Thursday, August 27, 2009

GHOSTS OF PAST TENANTS

Bandler played his drums in the morning. He played them anytime he felt like it during the day. His favorite time for playing was late at night. Ordinary neighborly complaints affected him NOT AT ALL.

This guy is in my gallery of people who inspire me to devastate them with words, shoot darts at them, forever beware of. (I've mentioned him before, in my 3/21 post, the "Go Spirit.") Before we bought this building, Bandler occupied this floor where we have our offices and our studio theater.

I'd phoned. I put a "please don't play after 11 p.m." note on his door. I complained to the landlord, who liked us and wanted to help us. He called Bandler. The noise continued.

Bandler usually practiced on his drums for about 45 minutes. He'd take a break, then play for another 45 minutes. Then, there was no noise for an unpredictable while -- a midday break for an hour, a few hours -- then the drums started again.

I tried vacuuming. We had a noisy Electrolux, the type with a tube on sliders. I vacuumed my wooden studio floor that was above his living room -- vacuumed back and forth dragging the tube like a recalcitrant puppy, so that it created a noise on Bandler's ceiling. Then I stood the tube up on the end from which the machine's noise emanated most strongly, and let the machine run.

It didn't seem to bother Bandler. I pounded on the floor. I did it with a shoe. Then I pounded with a heavy duty hammer. Day after day, I vacuumed, dragged the puppy, left the machine on, pounded, stamped my foot, kneeled on the floor and yelled STOP THE NOISE, and wept.

One day, returning home from class around noon, I saw Bandler at the window. He had a shotgun. He was pointing it downwards toward the street below, aiming it at people walking on the street, same as I was. Was it a game? His lips were moving ... was he saying "bang bang?"'

I saw him at the window the next day -- lunchtime seemed to be his time for playing whatever horrible game he was playing.

He never knew that I was the one who called the police. The police came. Two days later, Bandler moved.

A major noise problem developed when Stafford Recording studio rented a loft space on the 3rd floor of the building next to ours.

Oh no! Oh yes -- Stafford worked odd hours; walls of his insulated sound studio rested against my wall with the wooden barre I hold onto when I exercise. Oh sure -- there was brick in between, but oh my -- his clients -- vocal artists, bass players, horn players, and of course drummers. Lots of rhythmic noise invaded my studio.
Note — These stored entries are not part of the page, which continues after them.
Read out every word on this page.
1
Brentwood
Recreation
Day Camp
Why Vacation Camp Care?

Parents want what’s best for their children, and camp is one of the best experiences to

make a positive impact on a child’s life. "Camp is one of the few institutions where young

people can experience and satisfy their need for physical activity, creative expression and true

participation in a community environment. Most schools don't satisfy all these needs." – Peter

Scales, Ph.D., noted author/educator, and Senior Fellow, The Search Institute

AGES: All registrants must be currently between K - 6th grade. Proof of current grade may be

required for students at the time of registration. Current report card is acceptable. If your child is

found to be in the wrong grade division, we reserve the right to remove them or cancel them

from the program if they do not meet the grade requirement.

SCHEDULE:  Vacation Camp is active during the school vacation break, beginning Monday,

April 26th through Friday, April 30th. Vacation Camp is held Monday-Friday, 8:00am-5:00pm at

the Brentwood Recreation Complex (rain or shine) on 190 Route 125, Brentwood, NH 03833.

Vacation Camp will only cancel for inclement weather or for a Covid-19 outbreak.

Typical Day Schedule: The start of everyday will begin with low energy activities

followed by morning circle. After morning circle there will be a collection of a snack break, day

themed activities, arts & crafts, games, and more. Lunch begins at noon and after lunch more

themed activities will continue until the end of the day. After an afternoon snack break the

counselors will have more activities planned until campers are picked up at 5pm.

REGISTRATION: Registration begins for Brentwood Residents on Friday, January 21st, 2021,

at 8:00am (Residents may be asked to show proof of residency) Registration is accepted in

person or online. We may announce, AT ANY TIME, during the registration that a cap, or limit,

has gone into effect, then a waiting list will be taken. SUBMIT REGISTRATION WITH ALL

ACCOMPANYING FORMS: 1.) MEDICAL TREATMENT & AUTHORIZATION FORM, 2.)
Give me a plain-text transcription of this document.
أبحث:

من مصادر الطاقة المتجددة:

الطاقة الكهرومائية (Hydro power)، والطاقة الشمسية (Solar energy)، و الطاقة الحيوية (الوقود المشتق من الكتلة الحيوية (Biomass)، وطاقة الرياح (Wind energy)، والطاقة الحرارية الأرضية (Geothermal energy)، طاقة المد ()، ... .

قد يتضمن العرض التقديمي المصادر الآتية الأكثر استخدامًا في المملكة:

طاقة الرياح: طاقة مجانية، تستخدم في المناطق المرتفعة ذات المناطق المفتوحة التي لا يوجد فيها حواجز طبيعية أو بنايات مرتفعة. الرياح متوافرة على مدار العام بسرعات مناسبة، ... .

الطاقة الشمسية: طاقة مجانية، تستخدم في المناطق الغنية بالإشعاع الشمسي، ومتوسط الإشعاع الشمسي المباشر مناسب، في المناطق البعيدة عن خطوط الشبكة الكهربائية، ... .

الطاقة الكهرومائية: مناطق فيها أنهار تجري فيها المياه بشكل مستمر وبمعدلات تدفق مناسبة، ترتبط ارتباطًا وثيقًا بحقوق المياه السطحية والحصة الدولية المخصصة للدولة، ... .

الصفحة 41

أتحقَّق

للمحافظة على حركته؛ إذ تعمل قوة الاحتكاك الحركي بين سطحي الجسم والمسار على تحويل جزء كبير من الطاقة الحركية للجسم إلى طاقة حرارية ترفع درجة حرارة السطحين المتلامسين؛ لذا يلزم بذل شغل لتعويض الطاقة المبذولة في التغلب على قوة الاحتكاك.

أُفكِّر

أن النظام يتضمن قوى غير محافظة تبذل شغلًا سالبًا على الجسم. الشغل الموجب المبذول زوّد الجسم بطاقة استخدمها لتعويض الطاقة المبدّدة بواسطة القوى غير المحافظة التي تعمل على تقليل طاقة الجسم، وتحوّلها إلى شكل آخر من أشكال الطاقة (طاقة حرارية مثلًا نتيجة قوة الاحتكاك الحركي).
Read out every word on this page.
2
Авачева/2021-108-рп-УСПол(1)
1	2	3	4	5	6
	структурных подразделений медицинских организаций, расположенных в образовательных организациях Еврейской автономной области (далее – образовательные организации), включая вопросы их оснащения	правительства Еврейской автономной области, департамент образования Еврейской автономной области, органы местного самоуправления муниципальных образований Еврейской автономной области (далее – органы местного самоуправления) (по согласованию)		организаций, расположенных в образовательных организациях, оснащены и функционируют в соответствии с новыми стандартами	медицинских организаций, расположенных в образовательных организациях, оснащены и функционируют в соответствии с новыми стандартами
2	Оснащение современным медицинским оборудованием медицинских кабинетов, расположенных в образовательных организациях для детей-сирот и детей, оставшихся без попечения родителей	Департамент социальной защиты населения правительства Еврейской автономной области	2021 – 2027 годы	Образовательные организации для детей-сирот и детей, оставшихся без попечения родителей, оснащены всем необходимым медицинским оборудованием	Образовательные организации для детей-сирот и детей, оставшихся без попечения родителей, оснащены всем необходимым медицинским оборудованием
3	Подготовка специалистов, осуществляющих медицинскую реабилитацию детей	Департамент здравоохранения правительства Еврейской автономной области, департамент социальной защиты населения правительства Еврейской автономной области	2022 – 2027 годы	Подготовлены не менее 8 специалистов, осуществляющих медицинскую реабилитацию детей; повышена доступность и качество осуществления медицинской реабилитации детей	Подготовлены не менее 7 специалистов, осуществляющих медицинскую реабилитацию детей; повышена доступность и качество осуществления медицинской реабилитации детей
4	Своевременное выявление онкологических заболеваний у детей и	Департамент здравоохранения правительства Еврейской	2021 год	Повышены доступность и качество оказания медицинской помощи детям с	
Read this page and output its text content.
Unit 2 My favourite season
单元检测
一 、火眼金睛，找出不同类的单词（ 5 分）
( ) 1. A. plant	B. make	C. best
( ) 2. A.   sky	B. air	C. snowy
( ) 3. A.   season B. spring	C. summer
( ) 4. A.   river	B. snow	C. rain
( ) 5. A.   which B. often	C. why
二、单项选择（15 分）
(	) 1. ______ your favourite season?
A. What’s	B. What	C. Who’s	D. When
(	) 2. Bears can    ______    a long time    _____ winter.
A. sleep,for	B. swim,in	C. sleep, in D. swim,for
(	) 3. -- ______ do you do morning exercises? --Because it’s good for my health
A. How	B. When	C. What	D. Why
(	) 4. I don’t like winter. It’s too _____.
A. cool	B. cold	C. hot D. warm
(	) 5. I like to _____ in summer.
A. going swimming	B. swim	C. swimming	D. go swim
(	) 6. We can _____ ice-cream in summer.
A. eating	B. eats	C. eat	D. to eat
I hired a contractor who insulated my wall with a layer of pink insulation material, and plaster-board, then another layer -- two layers were what were recommended. I had three layers installed. And still ...

I did a dreadful, revengeful, ridiculous, ineffective, nonsensical, truly foolish thing.

I put four loudspeakers on the ledge outside my rear window that focused on Stafford's studio wall. Using my theater amplifiers, (sound equipment that could fill a large theater) I played Mahler's "Fifth Symphony" at top volume.

While it was playing, JC, more than a block away on Fifth Avenue, heard the Mahler's Fifth resonating.

No comment,, or response from Stafford, just a response JC who said, "Don't do that again, Em. We have to solve this another way."

We hired a lawyer. Our lawyer, Stafford's lawyer and the three of us met. No solution evolved. When he worked, I couldn't work. and I had no ability to control his schedule.

John suggested we hire Stafford record the sound effects for my play, "People in Show Biz Make Long Goodbyes." Stafford did a good job. And that kept me at the Orpheum theater, out of my studio for nine weeks.

Stafford sold his studio. The buyer turned it into a party room and if he gave parties, we never heard a sound. (Three layers of insulation took care of it.)

Even now, when a car drives by with its radio playing, the rhythm bothers me. I'm not able to think, work, dance, or do domestic chores while someone's invading my space. Once they drive on, I'm okay.

Yes, I'm damaged goods. If someone parks on our street and listens to their radio ... I pop in my Flents foam ear plus -- I've got sixteen boxes -- 25 pairs per box -- sitting on my shelf.

2 comments:

Carola said...

We had neighbors who played loud rap music after 2 AM (must have been at work up until that time). It resonated with our walls, even though there was 6 feet of yard between them. It was a terrible time. Ultimately they had a loud party, the neighbors called the police, and the landlord kicked them out. Fortunately we have a quiet family living next door to us now, but the house is for sale!! What next? A barking dog? Teenagers with drums?

Lane Aldridge said...

As funny as this isn't, really, you did give me a good laugh! I hate audio-invasion, too. For example--at a stoplight when the guy in the car next to me is playing (what HE calls) 'music' so loudly that my car doors are vibrating and I can feel every pulse of it throughout my entire body, --well, let me just say that if many other people feel as I do, and with Arizona's new and ridiculously relaxed gun laws now, Tucson decibels may soon lower considerably!